Interested? Stop by or give us a call to register. Contact us about Iaido today.
The History of Iaido
Iaido or Iaijutsu (居合術) is a combative quick-draw sword technique. This art of drawing the Japanese sword, katana is one of the Japanese koryū martial art disciplines in the education of the classical warrior (bushi) a combative sword-drawing art but not necessarily an aggressive art because iaijutsu is also a counterattack-oriented art. Iaijutsu technique may be used aggressively to wage a premeditated surprise attack against an unsuspecting enemy. The formulation of iaijutsu as a component system of classical bujutsu was made less for the dynamic situations of the battlefield than for the relatively static applications of the warrior’s daily life off the field of battle.
Muso Jikiden Eishin-ryu (無雙直傳英信流居合術) translates to “peerless, direct transmission, true-faith style.” It is the second oldest martial art from Japan with an unbroken history of 450 years that was founded in 1590. The founder of Muso Jikiden Eishin-ryu was Hayashizaki Jinsuke Shigenobu, who also founded Hayashizaki Shimmei Muso-ryu, Muso-ryu, Hayashizaki-ryu, Hayashizaki Jinsuke-ryu, Muso Shinden-ryu, and Jushin-ryu. It is said he confined himself for approximately a hundred days in the Hayashizaki Myojin Shrine, where he received divine inspiration for a new body of sword techniques using a long sword.

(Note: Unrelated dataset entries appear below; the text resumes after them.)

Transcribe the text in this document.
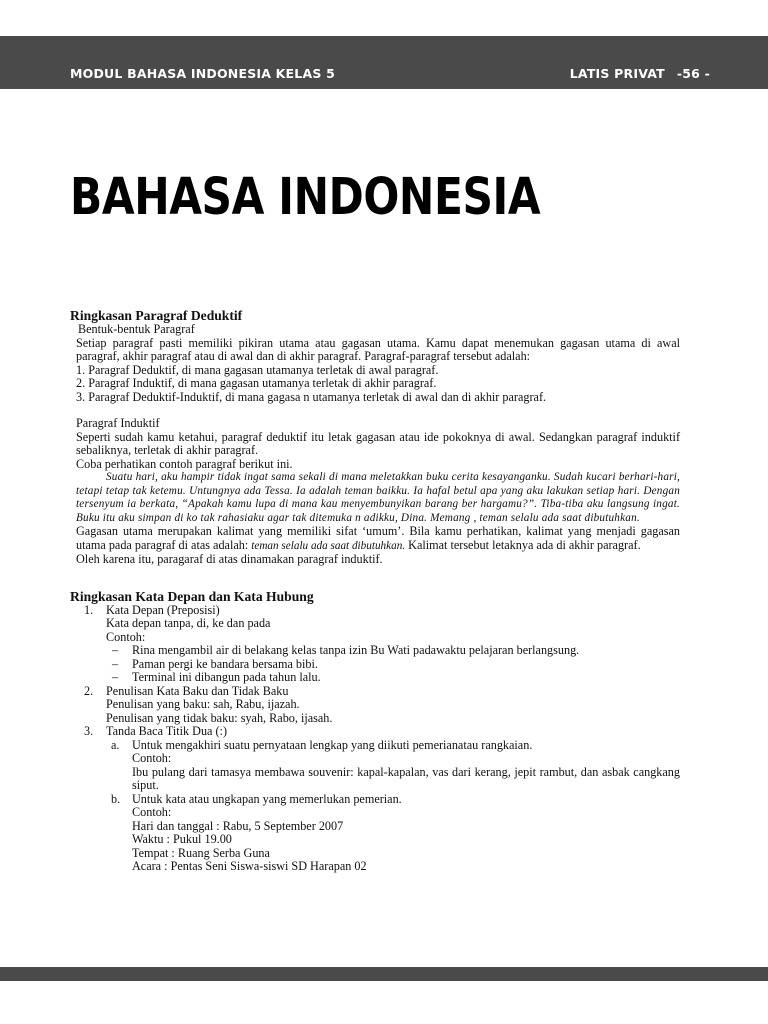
MODUL BAHASA INDONESIA KELAS 5	LATIS PRIVAT -56 -
BAHASA INDONESIA
Ringkasan Paragraf Deduktif

Bentuk-bentuk Paragraf

Setiap paragraf pasti memiliki pikiran utama atau gagasan utama. Kamu dapat menemukan gagasan utama di awal paragraf, akhir paragraf atau di awal dan di akhir paragraf. Paragraf-paragraf tersebut adalah:

1. Paragraf Deduktif, di mana gagasan utamanya terletak di awal paragraf.

2. Paragraf Induktif, di mana gagasan utamanya terletak di akhir paragraf.

3. Paragraf Deduktif-Induktif, di mana gagasa n utamanya terletak di awal dan di akhir paragraf.

Paragraf Induktif

Seperti sudah kamu ketahui, paragraf deduktif itu letak gagasan atau ide pokoknya di awal. Sedangkan paragraf induktif sebaliknya, terletak di akhir paragraf.

Coba perhatikan contoh paragraf berikut ini.

Suatu hari, aku hampir tidak ingat sama sekali di mana meletakkan buku cerita kesayanganku. Sudah kucari berhari-hari, tetapi tetap tak ketemu. Untungnya ada Tessa. Ia adalah teman baikku. Ia hafal betul apa yang aku lakukan setiap hari. Dengan tersenyum ia berkata, “Apakah kamu lupa di mana kau menyembunyikan barang ber hargamu?”. Tiba-tiba aku langsung ingat. Buku itu aku simpan di ko tak rahasiaku agar tak ditemuka n adikku, Dina. Memang , teman selalu ada saat dibutuhkan.

Gagasan utama merupakan kalimat yang memiliki sifat ‘umum’. Bila kamu perhatikan, kalimat yang menjadi gagasan utama pada paragraf di atas adalah: teman selalu ada saat dibutuhkan. Kalimat tersebut letaknya ada di akhir paragraf.

Oleh karena itu, paragaraf di atas dinamakan paragraf induktif.

Ringkasan Kata Depan dan Kata Hubung
1.	Kata Depan (Preposisi)
Kata depan tanpa, di, ke dan pada
Contoh:
– Rina mengambil air di belakang kelas tanpa izin Bu Wati padawaktu pelajaran berlangsung.
– Paman pergi ke bandara bersama bibi.
– Terminal ini dibangun pada tahun lalu.
2.	Penulisan Kata Baku dan Tidak Baku
Penulisan yang baku: sah, Rabu, ijazah.
Penulisan yang tidak baku: syah, Rabo, ijasah.
3.	Tanda Baca Titik Dua (:)
a. Untuk mengakhiri suatu pernyataan lengkap yang diikuti pemerianatau rangkaian.
Contoh:
Ibu pulang dari tamasya membawa souvenir: kapal-kapalan, vas dari kerang, jepit rambut, dan asbak cangkang siput.
b. Untuk kata atau ungkapan yang memerlukan pemerian.
Contoh:
Hari dan tanggal : Rabu, 5 September 2007
Waktu : Pukul 19.00
Tempat : Ruang Serba Guna
Acara : Pentas Seni Siswa-siswi SD Harapan 02
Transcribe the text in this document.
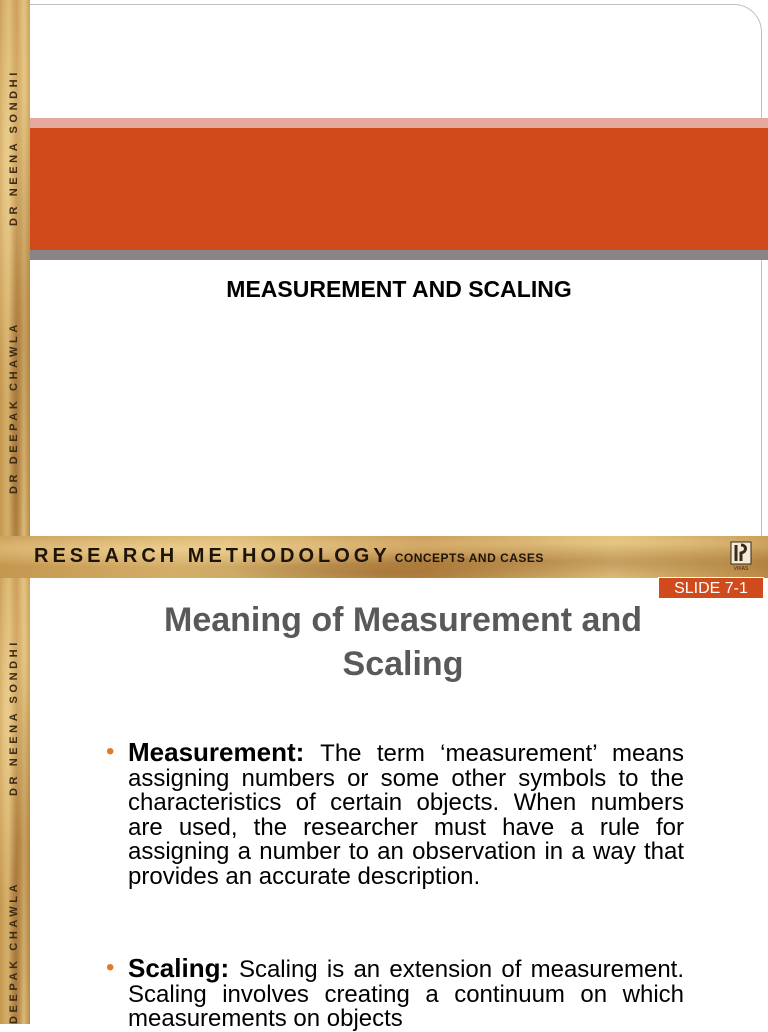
DR NEENA SONDHI
DR DEEPAK CHAWLA
DR NEENA SONDHI
DEEPAK CHAWLA
MEASUREMENT AND SCALING
RESEARCH METHODOLOGY CONCEPTS AND CASES
VIKAS
Meaning of Measurement and Scaling
• Measurement: The term ‘measurement’ means assigning numbers or some other symbols to the characteristics of certain objects. When numbers are used, the researcher must have a rule for assigning a number to an observation in a way that provides an accurate description.
• Scaling: Scaling is an extension of measurement. Scaling involves creating a continuum on which measurements on objects
SLIDE 7-1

The term ‘Eishin’ came from 7th generation headmaster, Hasegawa Chikaranosuke Eishin, who officially called the art Muso Jikiden Eishin-ryu. He also served the Tokugawa family in Nagoya and excelled in Kyudo. The title ‘Muso’ (unparalleled / peerless) refers to the fact that Hasegawa Eishin was praised by Toyotomi Hideyoshi as “a swordsman without equal” when he saw a demonstration of his iaijutsu. The 9th generation headmaster, Hayashi Rokudayu Morimasa, served the Tosa domain and established Eishin-ryu there. The 17th generation headmaster, Oe Masamichi formalized many of the waza in Muso Jikiden Eishin Ryu. He changed the names of the Omori-ryu and Hasegawa-ryu, (both styles were integrated into Eishin-ryu at the time) into Seiza no Bu and Tatehiza no Bu. Masamichi also organized the waza into logical order within each set. Yamauchi Toyotake, the 18th generation headmaster is the grandson of Yamauchi Yodo, the daimyo of Tosa. Yamauchi Toyotake taught many students in Tokyo and Kyoto and even served when called to do military service in 1941. The 20th generation, Onoe Masamitsu, inherited it and passed it to the current 21st generation, Sekiguchi Komei.